We have to keep in mind that PC-RPLND remains a challenging operation with a morbidity of 12% to 32, and 0.8% mortality in experienced specialist centres [
20,
21,
22]. The three-dimensional visualization of the anatomical regions that need to be evaluated for a retroperitoneal lymph node dissection allows us to understand and optimize the procedure, better appreciating the anatomy and planning the surgical route to follow, and, so, improve the perioperative outcome and decrease complications.
CT rendering with radiomic extraction could help predict the result of the surgery more objectively and not dictated by the operator’s experience or skills alone. That said, we believe that radiomic algorithms have the potential to be a useful tool for predicting surgical outcomes in retroperitoneal surgery. Our findings highlight that an artificial intelligence (AI) model is required in the pre-operative planning of advanced testicular tumors compared to the traditional pre-planning by conventional imaging. Currently, AI models and machine learning models are gaining popularity in the field of urology [
22,
23,
24]; our results represent the application of an AI model and the utility of handcrafted radiomics in uro-oncology.
There are limitations to our study. The prediction of resectability depended on surgeon experience, although CT rendering with radiomic extraction allowed the safe resection of retroperitoneal tumor. Further, our findings are based on findings from only one institution, and we were not able to externally validate the model.
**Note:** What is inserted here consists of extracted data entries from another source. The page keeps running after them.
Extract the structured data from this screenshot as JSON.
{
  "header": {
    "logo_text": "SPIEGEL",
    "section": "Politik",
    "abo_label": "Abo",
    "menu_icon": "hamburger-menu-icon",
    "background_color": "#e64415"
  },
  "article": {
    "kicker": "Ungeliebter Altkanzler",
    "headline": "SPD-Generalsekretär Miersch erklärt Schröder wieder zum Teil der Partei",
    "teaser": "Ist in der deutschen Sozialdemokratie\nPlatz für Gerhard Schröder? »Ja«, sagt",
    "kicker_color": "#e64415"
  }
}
Therefore, this study provides clues but not sufficient evidence to prove that the proposed AI model can help new surgeons predict if a tumor will be resectable or not. A crucial aspect in the case of testicular cancer is the young age of the patients and, consequently, every attempt should be made to provide curative intent in such cases. For this reason, whether an AI model can improve the prediction of tumor resectability needs to be demonstrated unequivocally. We also encourage other research groups to address this issue.